Morgan Stanley cut its price target for Samsonite International SA (01910.HK) by 19 percent to HKD21, citing pressure on travel demand from sustained high oil prices and weakening consumer purchasing power.
"Persistently high oil prices pose major pressure on Samsonite," Morgan Stanley said in a research report, explaining that rising air ticket prices are expected to have a lagged impact on air travel demand.
The bank lowered its earnings-per-share forecasts for the luggage maker by 19 percent for 2026 and 16 percent for 2027. The downgrade follows Samsonite's recent report of a 33.2 percent year-over-year fall in first-quarter net profit to $32.2 million.
The move highlights the vulnerability of consumer discretionary stocks to macroeconomic headwinds. With oil prices remaining elevated, risks could intensify in the second half of 2026, which is traditionally the peak travel season for the northern hemisphere.
Broader Industry Pressures
The downgrade reflects a wider concern that energy costs will curtail the post-pandemic travel boom. For oil-importing economies, higher crude prices increase the cost of jet fuel, which airlines often pass on to consumers through higher ticket prices. This directly impacts travel frequency and demand for travel-related goods such as luggage.
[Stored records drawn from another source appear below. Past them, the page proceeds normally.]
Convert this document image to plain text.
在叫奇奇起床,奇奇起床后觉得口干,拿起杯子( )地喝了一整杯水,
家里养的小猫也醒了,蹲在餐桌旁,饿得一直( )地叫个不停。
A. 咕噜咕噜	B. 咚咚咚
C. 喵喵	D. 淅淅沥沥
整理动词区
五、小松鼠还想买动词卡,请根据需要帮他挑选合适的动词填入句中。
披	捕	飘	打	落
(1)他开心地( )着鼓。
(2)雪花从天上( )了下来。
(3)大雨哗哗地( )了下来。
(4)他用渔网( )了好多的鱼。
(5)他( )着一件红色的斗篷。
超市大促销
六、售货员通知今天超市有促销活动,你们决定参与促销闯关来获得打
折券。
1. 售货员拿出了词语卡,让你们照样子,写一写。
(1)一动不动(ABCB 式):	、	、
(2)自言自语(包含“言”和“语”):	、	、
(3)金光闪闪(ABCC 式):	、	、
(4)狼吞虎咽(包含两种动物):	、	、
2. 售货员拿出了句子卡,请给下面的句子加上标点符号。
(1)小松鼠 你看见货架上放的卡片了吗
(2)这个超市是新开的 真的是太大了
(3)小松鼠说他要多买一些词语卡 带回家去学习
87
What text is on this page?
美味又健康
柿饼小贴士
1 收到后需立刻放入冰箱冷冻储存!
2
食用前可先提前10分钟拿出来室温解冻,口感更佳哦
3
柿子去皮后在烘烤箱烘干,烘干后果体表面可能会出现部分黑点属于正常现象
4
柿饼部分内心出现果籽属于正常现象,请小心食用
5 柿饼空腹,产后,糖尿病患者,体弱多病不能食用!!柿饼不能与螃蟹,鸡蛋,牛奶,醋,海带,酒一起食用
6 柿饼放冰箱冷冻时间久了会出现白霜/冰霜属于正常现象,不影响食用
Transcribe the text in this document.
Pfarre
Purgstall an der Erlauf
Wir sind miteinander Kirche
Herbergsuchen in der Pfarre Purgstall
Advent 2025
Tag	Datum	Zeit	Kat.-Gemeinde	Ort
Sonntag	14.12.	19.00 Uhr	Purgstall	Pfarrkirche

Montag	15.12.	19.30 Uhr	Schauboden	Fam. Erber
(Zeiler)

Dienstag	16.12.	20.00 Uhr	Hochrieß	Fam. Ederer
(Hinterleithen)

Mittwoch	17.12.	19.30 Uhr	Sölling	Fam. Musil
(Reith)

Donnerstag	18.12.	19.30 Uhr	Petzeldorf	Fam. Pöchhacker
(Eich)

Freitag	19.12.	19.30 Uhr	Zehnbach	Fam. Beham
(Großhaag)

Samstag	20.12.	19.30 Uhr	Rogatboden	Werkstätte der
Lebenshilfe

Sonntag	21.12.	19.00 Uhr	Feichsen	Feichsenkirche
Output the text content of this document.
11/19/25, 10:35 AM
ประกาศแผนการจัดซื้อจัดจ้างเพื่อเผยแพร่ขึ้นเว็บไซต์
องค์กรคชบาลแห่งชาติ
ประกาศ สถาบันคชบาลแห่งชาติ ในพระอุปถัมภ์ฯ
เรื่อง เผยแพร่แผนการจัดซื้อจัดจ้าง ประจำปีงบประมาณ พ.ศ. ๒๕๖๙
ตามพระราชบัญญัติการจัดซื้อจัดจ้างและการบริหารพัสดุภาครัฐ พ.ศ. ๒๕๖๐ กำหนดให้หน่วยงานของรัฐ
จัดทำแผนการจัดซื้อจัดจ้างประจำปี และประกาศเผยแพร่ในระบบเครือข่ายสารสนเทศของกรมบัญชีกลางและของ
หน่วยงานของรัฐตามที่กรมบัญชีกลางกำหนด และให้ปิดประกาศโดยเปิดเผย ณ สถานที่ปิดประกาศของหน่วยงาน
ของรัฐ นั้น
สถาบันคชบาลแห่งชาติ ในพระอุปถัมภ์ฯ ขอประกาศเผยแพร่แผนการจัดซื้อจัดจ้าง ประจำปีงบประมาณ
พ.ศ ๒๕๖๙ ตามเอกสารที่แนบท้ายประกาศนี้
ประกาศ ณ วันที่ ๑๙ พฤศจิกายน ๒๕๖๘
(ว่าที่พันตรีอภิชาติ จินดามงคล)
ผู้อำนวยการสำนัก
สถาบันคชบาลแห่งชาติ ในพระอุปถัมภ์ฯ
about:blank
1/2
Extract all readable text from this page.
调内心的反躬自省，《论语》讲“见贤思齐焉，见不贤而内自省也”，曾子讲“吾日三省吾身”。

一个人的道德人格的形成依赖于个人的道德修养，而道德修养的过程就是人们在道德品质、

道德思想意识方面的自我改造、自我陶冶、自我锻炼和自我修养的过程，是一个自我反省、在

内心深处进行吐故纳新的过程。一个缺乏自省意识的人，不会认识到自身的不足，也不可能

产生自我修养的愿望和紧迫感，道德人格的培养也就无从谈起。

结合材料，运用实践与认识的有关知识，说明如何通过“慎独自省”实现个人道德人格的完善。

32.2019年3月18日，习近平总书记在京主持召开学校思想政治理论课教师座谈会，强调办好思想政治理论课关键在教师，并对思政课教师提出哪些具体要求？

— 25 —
At the same time, elevated energy prices contribute to broader inflation, squeezing household budgets and reducing discretionary spending power. Consumers are forced to allocate more of their income to essentials like fuel and food, leaving less for non-essential purchases and travel.
Company-Specific Headwinds
Beyond the macroeconomic environment, Morgan Stanley noted that Samsonite's own expenses are set to remain high. The company is expected to continue spending on advertising, promotion, and distribution to support its brands, which could pressure profit margins at a time when revenue growth is slowing.
While the company recently launched a $50 million share buyback plan, the analyst downgrade suggests that financial engineering may not be enough to offset fundamental operating challenges if oil prices remain high.
The downgrade signals that analysts are turning cautious on the travel sector's recovery momentum. Investors will be closely watching Samsonite's second-quarter results and commentary on the peak summer travel season for signs of demand weakness.
This article is for informational purposes only and does not constitute investment advice.